Le cynisme de la junte militaire, sans aucun égard pour la vie humaine, s’est surtout illustré lorsque ces militaires ont opposé une fin de non-recevoir aux demandes des familles des victimes de disposer des corps de leurs proches pour procéder à leurs inhumations. Ce refus a eu pour conséquence que ces corps ont disparu sans qu’on ne sache ce qui leur a été fait. Cette pratique devient ainsi la marque de fabrique du CNRD qui cherche systématiquement à empêcher les familles de faire leurs deuils. Le but caché serait d’atténuer l’émotion suscitée dans l’opinion publique par ces tueries à travers des cérémonies d’enterrement qui se multiplient tout en évitant de faire de ces victimes des martyrs identifiables et ancrés dans nos mémoires.
La confirmation de la banalisation de la vie humaine est intervenue pendant la transition avec plus de 60 jeunes guinéens abattus à bout portant par les forces de l’ordre en totale impunité. Pour l’heure, impunité également concernant les causes de l’explosion, dans la nuit du 17 décembre 2023, du dépôt de carburant de Coronthie, qui a fait au moins 25 morts.
Le pompon du drame de N’Zérékoré
Le comble du cynisme a été atteint à N’Zérékoré. Tout d’abord, sous l’égide du gouvernement de transition et de la présidence, ce tournoi de football a été organisé de manière inconséquente et irresponsable pour rallier des milliers de jeunes guinéens à la cause du maintien de Mamadi Doumbouya au pouvoir. Cet événement s’est déroulé dans un stade en rénovation, ne disposant que d’une seule voie d’accès et ne respectant pas les normes minimales de sécurité. La catastrophe qui en a résulté se monte à 135 personnes tuées et 50 autres disparues, selon le collectif régional des organisations de défense des droits humains. Le Haut conseil de la diaspora forestière lui fait état de plus de 300 citoyens guinéens tués lors de cette tragédie.

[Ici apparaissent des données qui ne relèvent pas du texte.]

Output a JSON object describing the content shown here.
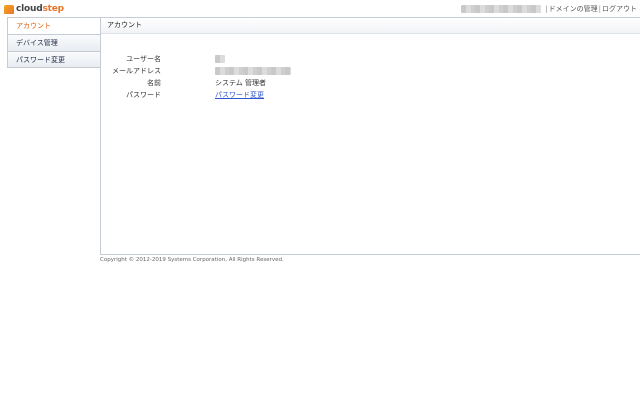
{
  "app": {
    "logo_cloud": "cloud",
    "logo_step": "step"
  },
  "header": {
    "user_label": "",
    "domain_link": "ドメインの管理",
    "logout_link": "ログアウト",
    "separator": "|"
  },
  "sidebar": {
    "items": [
      {
        "label": "アカウント",
        "active": true
      },
      {
        "label": "デバイス管理",
        "active": false
      },
      {
        "label": "パスワード変更",
        "active": false
      }
    ]
  },
  "main": {
    "title": "アカウント",
    "fields": [
      {
        "label": "ユーザー名",
        "value": ""
      },
      {
        "label": "メールアドレス",
        "value": ""
      },
      {
        "label": "名前",
        "value": "システム 管理者"
      },
      {
        "label": "パスワード",
        "value": "パスワード変更"
      }
    ]
  },
  "footer": {
    "copyright": "Copyright © 2012-2019 Systems Corporation, All Rights Reserved."
  },
  "colors": {
    "accent": "#e06010",
    "link": "#3355cc",
    "border": "#c5ccd6"
  }
}
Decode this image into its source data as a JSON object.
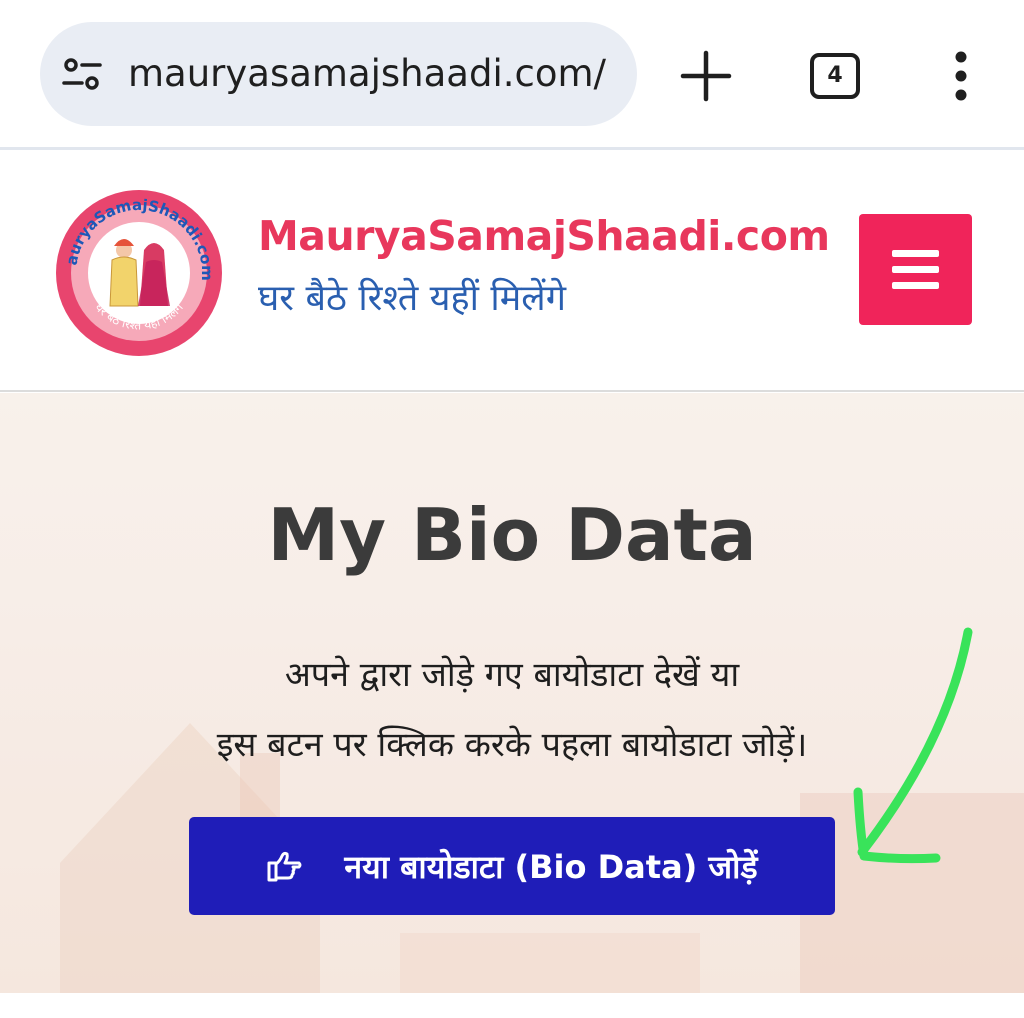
{
  "browser": {
    "url": "mauryasamajshaadi.com/",
    "tab_count": "4",
    "site_info_icon": "tune-icon",
    "new_tab_icon": "plus-icon",
    "menu_icon": "more-vert-icon"
  },
  "header": {
    "title": "MauryaSamajShaadi.com",
    "tagline": "घर बैठे रिश्ते यहीं मिलेंगे",
    "logo_ring_text": "MauryaSamajShaadi.com",
    "logo_bottom_text": "घर बैठे रिश्ते यहीं मिलेंगे",
    "menu_button_icon": "hamburger-icon"
  },
  "hero": {
    "title": "My Bio Data",
    "line1": "अपने द्वारा जोड़े गए बायोडाटा देखें या",
    "line2": "इस बटन पर क्लिक करके पहला बायोडाटा जोड़ें।",
    "cta_label": "नया बायोडाटा (Bio Data) जोड़ें",
    "cta_icon": "hand-pointer-icon"
  },
  "colors": {
    "brand_pink": "#e8375c",
    "tagline_blue": "#2a5fb0",
    "menu_button": "#f0245a",
    "cta_blue": "#1f1db8",
    "annotation_green": "#39e35a"
  }
}
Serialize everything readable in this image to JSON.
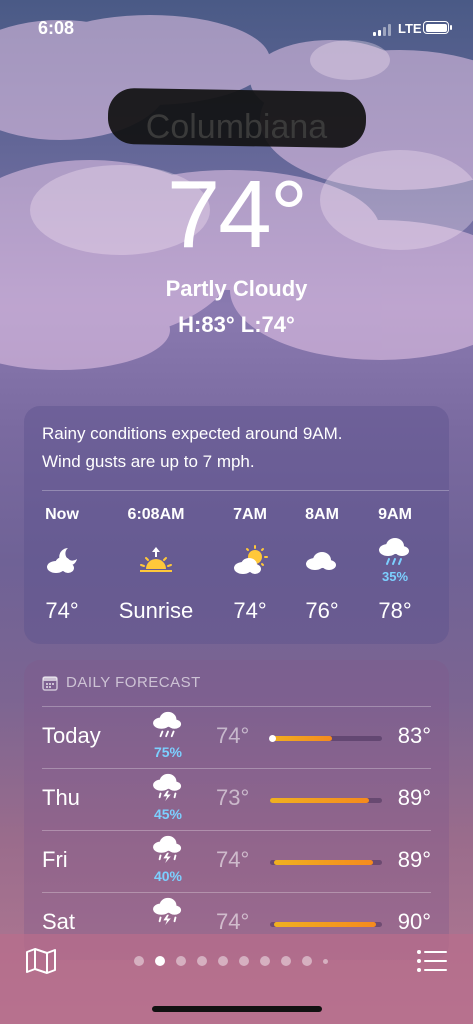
{
  "status_bar": {
    "time": "6:08",
    "network": "LTE"
  },
  "location": {
    "city": "Columbiana"
  },
  "current": {
    "temperature": "74°",
    "condition": "Partly Cloudy",
    "high_low": "H:83°  L:74°"
  },
  "hourly": {
    "summary_line1": "Rainy conditions expected around 9AM.",
    "summary_line2": "Wind gusts are up to 7 mph.",
    "items": [
      {
        "label": "Now",
        "icon": "moon-cloud-icon",
        "value": "74°"
      },
      {
        "label": "6:08AM",
        "icon": "sunrise-icon",
        "value": "Sunrise"
      },
      {
        "label": "7AM",
        "icon": "sun-cloud-icon",
        "value": "74°"
      },
      {
        "label": "8AM",
        "icon": "cloud-icon",
        "value": "76°"
      },
      {
        "label": "9AM",
        "icon": "rain-cloud-icon",
        "precip": "35%",
        "value": "78°"
      }
    ]
  },
  "daily": {
    "header": "DAILY FORECAST",
    "items": [
      {
        "day": "Today",
        "icon": "rain-cloud-icon",
        "precip": "75%",
        "low": "74°",
        "high": "83°",
        "range_start": 0.0,
        "range_end": 0.55,
        "current_marker": 0.02
      },
      {
        "day": "Thu",
        "icon": "thunderstorm-icon",
        "precip": "45%",
        "low": "73°",
        "high": "89°",
        "range_start": 0.0,
        "range_end": 0.88
      },
      {
        "day": "Fri",
        "icon": "thunderstorm-icon",
        "precip": "40%",
        "low": "74°",
        "high": "89°",
        "range_start": 0.04,
        "range_end": 0.92
      },
      {
        "day": "Sat",
        "icon": "thunderstorm-icon",
        "precip": "",
        "low": "74°",
        "high": "90°",
        "range_start": 0.04,
        "range_end": 0.95
      }
    ]
  },
  "pager": {
    "count": 10,
    "active": 1
  },
  "colors": {
    "precip": "#7cd0ff",
    "sun": "#ffc83a",
    "bar_start": "#f0b020",
    "bar_end": "#f58a1e"
  }
}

Ensuite, la cruauté du CNRD a refait surface à travers les nombreux témoignages qui estiment que des corps de certaines victimes auraient été directement transportés au camp militaire de N’Zérékoré, sans doute pour les soustraire du décompte final des victimes. En tout état de cause, de nombreuses familles sont encore à la recherche d’un des leurs et des vidéos qui circulent sur les réseaux sociaux montrent des pères ou mères de familles inquiets de ne pas pouvoir être situé sur le sort de leurs proches. Le procédé reste ainsi le même, le CNRD ferait disparaitre les corps des victimes. Toujours dans le même but malsain d’atténuer l’émotion suscitée au sein de l’opinion publique.
Enfin, l’absence totale d’empathie et de compassion dont a fait preuve le général Mamadi Doumbouya à l’égard des victimes de N’Zérékoré est sans doute le sentiment qui illustre le mieux cette banalisation de la vie humaine. Aucune prise de parole pour dire son émotion et exprimer son regret. Le mutisme est total. Son « silence est d’or » selon le général Amara Camara. Comme pour dire que ces vies ne valent aucunement la peine d’être mentionné. Aucun déplacement non plus pour se rendre sur place à N’Zérékoré afin de partager le deuil de cette ville et se porter au chevet des familles endeuillées ainsi que de réconforter les nombreuses victimes blessées encore alitées pour certaines. Qu’on nous dise que Mamadi Doumbouya aurait des cailloux à la place du cœur ne surprendrait plus personne en Guinée.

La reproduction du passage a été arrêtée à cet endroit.